The African Development Bank (AfDB) in collaboration with the Hadejia-Jama’are-Komadugu-Yobe Trust Fund is intensifying efforts to revamp the Gashua irrigation scheme in give and desilt Challawa Gorge dam in Kano to enhance food security in the country.
To this end, a stakeholders workshop ended yesterday in Bauchi State with the objective of ensuring that stakeholders of the Hadejia-Jama’are and Komadugu-Yobe basin are properly aware and briefed about the project the Trustfund implementing agencies are handling.
Fielding questions from reporters shortly after the workshop, the executive secretary of the Hadejia-Jama’are and Komadugu-Yobe Basin Trust Fund, Professor Hassan Haruna said that the project is about expanding and rehabilitating Gashua Irrigation Scheme, and implementing certain measures to protect ‘decatchment’ of Challawa Gorge dam from siltation.
“We have been working with the support of the African Development Bank to design this project and to have consultations with the concerned stakeholders, and come up with financing arrangements for implementing whatever has been designed”, the basin executive secretary said.
He recalled that the project has been on since 2019 and a point reached with remaining financial agreement to be signed, as already approved by the AfDB for subsequent implementation, which involve all the stakeholders in one way or the other.
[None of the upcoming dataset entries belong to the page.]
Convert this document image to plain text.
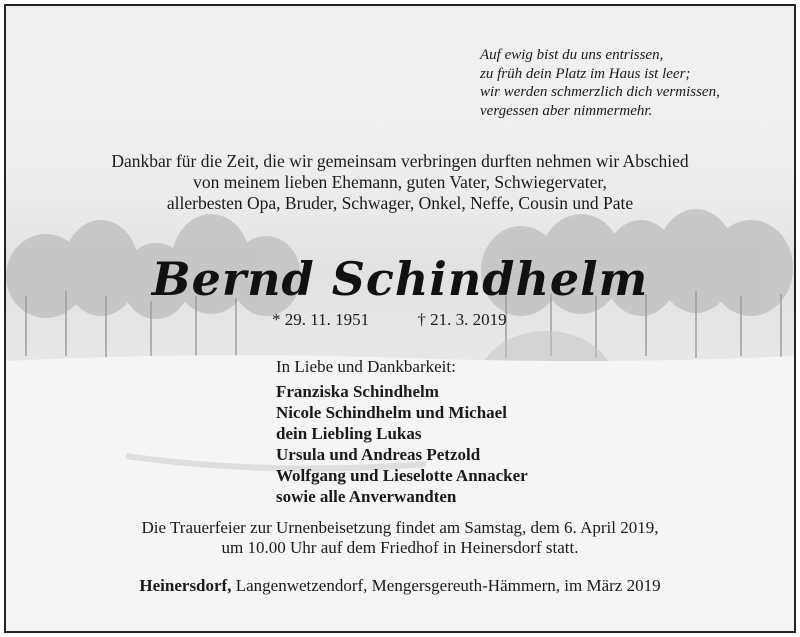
Auf ewig bist du uns entrissen,
zu früh dein Platz im Haus ist leer;
wir werden schmerzlich dich vermissen,
vergessen aber nimmermehr.
Dankbar für die Zeit, die wir gemeinsam verbringen durften nehmen wir Abschied
von meinem lieben Ehemann, guten Vater, Schwiegervater,
allerbesten Opa, Bruder, Schwager, Onkel, Neffe, Cousin und Pate
Bernd Schindhelm
* 29. 11. 1951	† 21. 3. 2019
In Liebe und Dankbarkeit:
Franziska Schindhelm
Nicole Schindhelm und Michael
dein Liebling Lukas
Ursula und Andreas Petzold
Wolfgang und Lieselotte Annacker
sowie alle Anverwandten
Die Trauerfeier zur Urnenbeisetzung findet am Samstag, dem 6. April 2019,
um 10.00 Uhr auf dem Friedhof in Heinersdorf statt.
Heinersdorf, Langenwetzendorf, Mengersgereuth-Hämmern, im März 2019
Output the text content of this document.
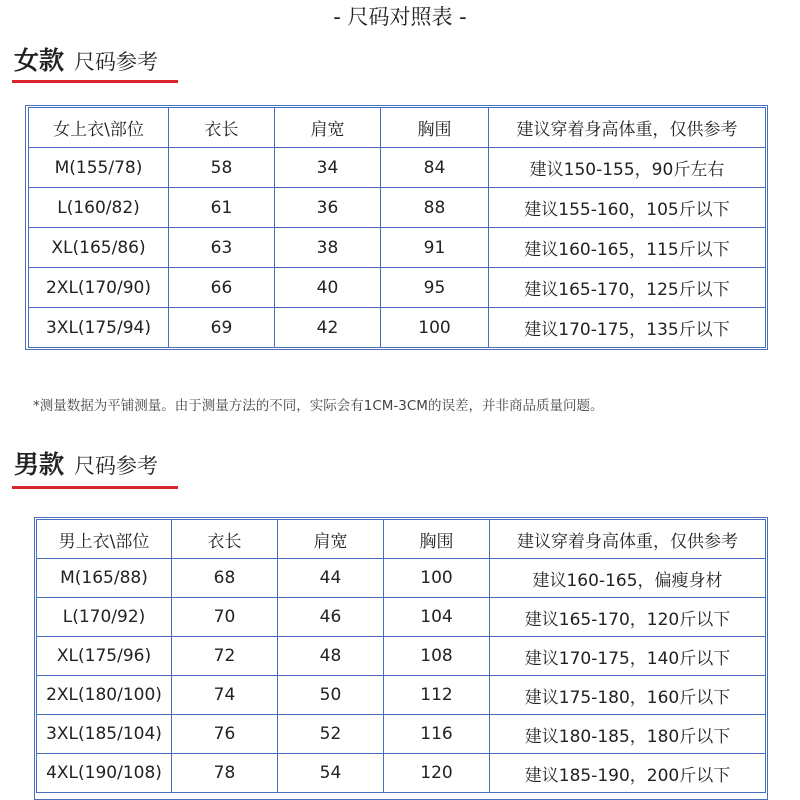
- 尺码对照表 -
女款 尺码参考
女上衣\部位	衣长	肩宽	胸围	建议穿着身高体重，仅供参考
M(155/78)	58	34	84	建议150-155，90斤左右
L(160/82)	61	36	88	建议155-160，105斤以下
XL(165/86)	63	38	91	建议160-165，115斤以下
2XL(170/90)	66	40	95	建议165-170，125斤以下
3XL(175/94)	69	42	100	建议170-175，135斤以下
*测量数据为平铺测量。由于测量方法的不同，实际会有1CM-3CM的误差，并非商品质量问题。
男款 尺码参考
男上衣\部位	衣长	肩宽	胸围	建议穿着身高体重，仅供参考
M(165/88)	68	44	100	建议160-165，偏瘦身材
L(170/92)	70	46	104	建议165-170，120斤以下
XL(175/96)	72	48	108	建议170-175，140斤以下
2XL(180/100)	74	50	112	建议175-180，160斤以下
3XL(185/104)	76	52	116	建议180-185，180斤以下
4XL(190/108)	78	54	120	建议185-190，200斤以下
Professor Haruna gave the implementing agencies as the Hadejia-Jama’are and Komadugu-Yobe Trust Fund, the Chad Basin Development Authority and the Hadejia-Jama’are Basin Development Authority, hence the workshop for stakeholders to know about the hitch-ups on the project which agreement ought to have been signed last November, 2023.
The executive secretary who recalled that the Gashua Irrigation Scheme collapsed in the 90s, noted that with the implementation of the project, there will be more farming and more farmers will be engaged in more food production, as it will also protect the Challawa Gorge dam from silting up, from the silts coming upstream filling up the dam.
“We need to improve productivity per unit area in order to accommodate more, as we also have to think outside box to employ latest technology to produce more per unit area,” he stated.